Oracle, Microsoft, OpenAI e xAI (de Elon Musk) gastam bilhões em chips da Nvidia.
A Nvidia, por sua vez, acertou investimento de até US$ 100 bilhões na OpenAI.
OpenAI
Outro polo central em inteligência artificial, ligada tanto a provedores de hardware quanto a empresas de software e nuvem.
Seu principal parceiro e investidor é a Microsoft, avaliada em US$ 3,9 trilhões, provendo infraestrutura de nuvem.
A Oracle firmou um acordo de US$ 300 bilhões em serviços de nuvem com a OpenAI.
A AMD fornecerá 6 gigawatts de GPUs (unidades de processamento gráfico), e a OpenAI terá opção de comprar até 160 milhões de ações da AMD.

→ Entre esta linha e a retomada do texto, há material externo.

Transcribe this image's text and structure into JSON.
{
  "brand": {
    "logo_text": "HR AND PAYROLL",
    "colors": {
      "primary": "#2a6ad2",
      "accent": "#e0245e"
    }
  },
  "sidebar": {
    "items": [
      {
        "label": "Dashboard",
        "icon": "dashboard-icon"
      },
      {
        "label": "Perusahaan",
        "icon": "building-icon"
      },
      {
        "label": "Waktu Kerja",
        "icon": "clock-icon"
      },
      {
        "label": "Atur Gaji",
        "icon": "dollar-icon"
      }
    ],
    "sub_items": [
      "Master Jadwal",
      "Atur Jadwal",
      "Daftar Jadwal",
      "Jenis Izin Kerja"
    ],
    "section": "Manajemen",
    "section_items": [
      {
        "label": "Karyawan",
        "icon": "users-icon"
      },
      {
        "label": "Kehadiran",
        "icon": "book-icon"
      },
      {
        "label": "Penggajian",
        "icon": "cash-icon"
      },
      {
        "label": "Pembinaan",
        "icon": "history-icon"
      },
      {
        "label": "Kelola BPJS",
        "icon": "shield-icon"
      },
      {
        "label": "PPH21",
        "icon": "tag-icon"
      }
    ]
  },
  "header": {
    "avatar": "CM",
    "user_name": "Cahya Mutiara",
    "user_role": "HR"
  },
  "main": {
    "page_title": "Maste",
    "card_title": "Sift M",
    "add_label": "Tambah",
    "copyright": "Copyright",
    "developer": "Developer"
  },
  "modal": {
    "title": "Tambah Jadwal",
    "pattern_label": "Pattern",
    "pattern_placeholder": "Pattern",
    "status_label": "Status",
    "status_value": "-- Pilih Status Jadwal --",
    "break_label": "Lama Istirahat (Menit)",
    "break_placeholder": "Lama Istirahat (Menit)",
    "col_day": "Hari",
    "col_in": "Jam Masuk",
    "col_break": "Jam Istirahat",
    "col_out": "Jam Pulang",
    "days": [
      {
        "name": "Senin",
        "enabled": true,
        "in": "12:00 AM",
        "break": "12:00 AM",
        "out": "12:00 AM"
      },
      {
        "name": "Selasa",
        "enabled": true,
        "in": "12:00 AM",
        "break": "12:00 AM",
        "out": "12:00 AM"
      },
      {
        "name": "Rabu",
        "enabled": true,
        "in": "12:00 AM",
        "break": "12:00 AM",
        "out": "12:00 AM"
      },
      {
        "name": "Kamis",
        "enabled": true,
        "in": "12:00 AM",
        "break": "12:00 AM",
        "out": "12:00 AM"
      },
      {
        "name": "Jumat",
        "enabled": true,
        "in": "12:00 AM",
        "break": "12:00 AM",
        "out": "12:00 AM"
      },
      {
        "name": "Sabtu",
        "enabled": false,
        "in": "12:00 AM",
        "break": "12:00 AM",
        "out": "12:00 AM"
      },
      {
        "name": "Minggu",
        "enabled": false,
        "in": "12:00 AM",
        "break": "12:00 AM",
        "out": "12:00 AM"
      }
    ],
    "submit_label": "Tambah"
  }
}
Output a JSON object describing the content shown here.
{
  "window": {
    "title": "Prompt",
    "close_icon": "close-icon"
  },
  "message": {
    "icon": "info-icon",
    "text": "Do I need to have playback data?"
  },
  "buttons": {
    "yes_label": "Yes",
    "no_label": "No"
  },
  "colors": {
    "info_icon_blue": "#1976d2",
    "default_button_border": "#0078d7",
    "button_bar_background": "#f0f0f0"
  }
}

Também conecta startups de IA como Mistral, Figure AI, Harvey AI, Ambience Healthcare e Anysphere, que se beneficiam indiretamente dessa infraestrutura.
Oracle
Uma das maiores parceiras de infraestrutura da OpenAI.
A OpenAI firmou contrato de US$ 300 bilhões com a Oracle para fornecimento de serviços de nuvem.
E a Oracle gasta dezenas de bilhões em chips da Nvidia.
AMD
Principal rival da Nvidia no fornecimento de GPUs.
A empresa firmou um acordo com a OpenAI para fornecer 6 gigawatts em capacidade de GPUs, além de dar à OpenAI a opção de comprar até 160 milhões de ações da AMD.
CoreWeave
Startup de serviços de computação em nuvem especializados em IA, baseada em GPUs da Nvidia.